Mais là, le Chinois du Waldhaus a fait plus fort, il a commandé un verre, enfin un baby, deux centilitres de Macallan 1878, une bouteille qui dormait depuis vingt ans dans la cave, estimée à cinquante mille francs. 
– Voici votre petite note, monsieur. Ça vous fera neuf-mille-neuf-cent-nonante-neuf francs.


Le plus drôle*** finalement est cette phrase du patron de l'hôtel, Sandro Bernasconi, rapportée par le journal 20Minuten, "le client n'aurait jamais pensé qu'un whisky aussi âgé soit aussi bon qu'un Macallan plus récent". Et pour cause!
Si l'on en croît un expert intervenu dans les commentaires Facebook de cette chronique, c'est que ce Macallan 1878 serait un faux! Selon Serge Valentin, qui a plusieurs fois lancé l'alerte sur son blog Whisky Fun, il aurait été "fabriqué en Italie dans les années 1980-1990. Le marché des vieilles bouteilles en est inondé, pareil pour le cognac, ajoute-t-il. Les Chinois sont les nouveaux pigeons, ils achètent ça en masse aux enchères ou autres voies. Les distillateurs réagissent mollement, ils ne veulent pas voir leurs marques associées à des histoires de faux". Et de conclure, en référence à l'affaire Kurniawan, "hélas, ils n'ont pas encore leur Laurent Ponsot".
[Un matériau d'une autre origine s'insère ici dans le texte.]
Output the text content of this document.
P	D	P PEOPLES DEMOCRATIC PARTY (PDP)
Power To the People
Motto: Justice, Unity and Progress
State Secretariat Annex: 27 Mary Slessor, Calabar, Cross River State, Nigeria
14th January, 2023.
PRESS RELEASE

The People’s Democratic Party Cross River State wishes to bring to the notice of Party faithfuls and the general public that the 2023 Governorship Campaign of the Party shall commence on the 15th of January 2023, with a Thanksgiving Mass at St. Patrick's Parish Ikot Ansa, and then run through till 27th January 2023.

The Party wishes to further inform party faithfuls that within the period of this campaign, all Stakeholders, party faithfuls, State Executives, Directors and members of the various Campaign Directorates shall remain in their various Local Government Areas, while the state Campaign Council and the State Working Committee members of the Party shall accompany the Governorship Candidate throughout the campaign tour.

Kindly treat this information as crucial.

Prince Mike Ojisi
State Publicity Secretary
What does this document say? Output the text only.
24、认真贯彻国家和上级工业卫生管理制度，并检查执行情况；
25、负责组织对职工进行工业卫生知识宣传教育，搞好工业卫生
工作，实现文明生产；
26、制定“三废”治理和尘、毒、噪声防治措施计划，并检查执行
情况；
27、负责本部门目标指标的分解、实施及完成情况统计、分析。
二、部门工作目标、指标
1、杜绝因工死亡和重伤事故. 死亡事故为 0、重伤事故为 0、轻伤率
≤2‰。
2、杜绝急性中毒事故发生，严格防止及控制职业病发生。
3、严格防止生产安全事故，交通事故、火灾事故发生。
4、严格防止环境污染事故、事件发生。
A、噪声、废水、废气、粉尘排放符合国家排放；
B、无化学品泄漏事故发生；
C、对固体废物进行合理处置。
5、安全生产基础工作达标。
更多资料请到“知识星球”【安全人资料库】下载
Cette hilarante anecdote estivale étant avalée, comment ne pas vous faire part des conclusions de l'International Wine & Spirits Competition qui vient de se tenir au Vinter's Hall de Londres? Selon l'expert Neil Ridley, de grandes tendances se dégagent sur le marché alcoolier. Et la première d'entre elles affirme-t-il dans le Telegraph, c'est la montée en puissance des whiskies jeunes, non millésimés. Le focus, dit-il, est mis davantage sur l'art de l'assemblage que sur le prestige de l'âge. C'est ainsi un Dalmour Valour qui a été distingué par le jury de ce concours, face à des eaux-de-vie plus anciennes.
Parmi les autres tendances, on ne s'étonnera pas de voir un soudain intérêt pour les alcools asiatiques, comme le baiju, la confirmation du mezcal, la place écrasante tenue par le gin dont l'offre commerciale ne cesse de s'étoffer: depuis 2013, l'IWSC a recensé quatre cents nouveaux gins en provenance de trente-cinq pays différents!
Enfin, une dernière tendance qui me va droit au cœur, le retour en grâce de l'armagnac, "un trésor caché" estime Neil Ridley qui souligne l'incroyable rapport qualité/prix de l'eau-de-vie gasconne.




* En fait, avec ses deux-mille-cinq-cent références, le bar du Waldhaus est inscrit au Guiness Book.
** Je vous avais parlé ici, dans mon guide de Barcelone, d'une salle Macallan secrète dans un speakeasy d'El Born.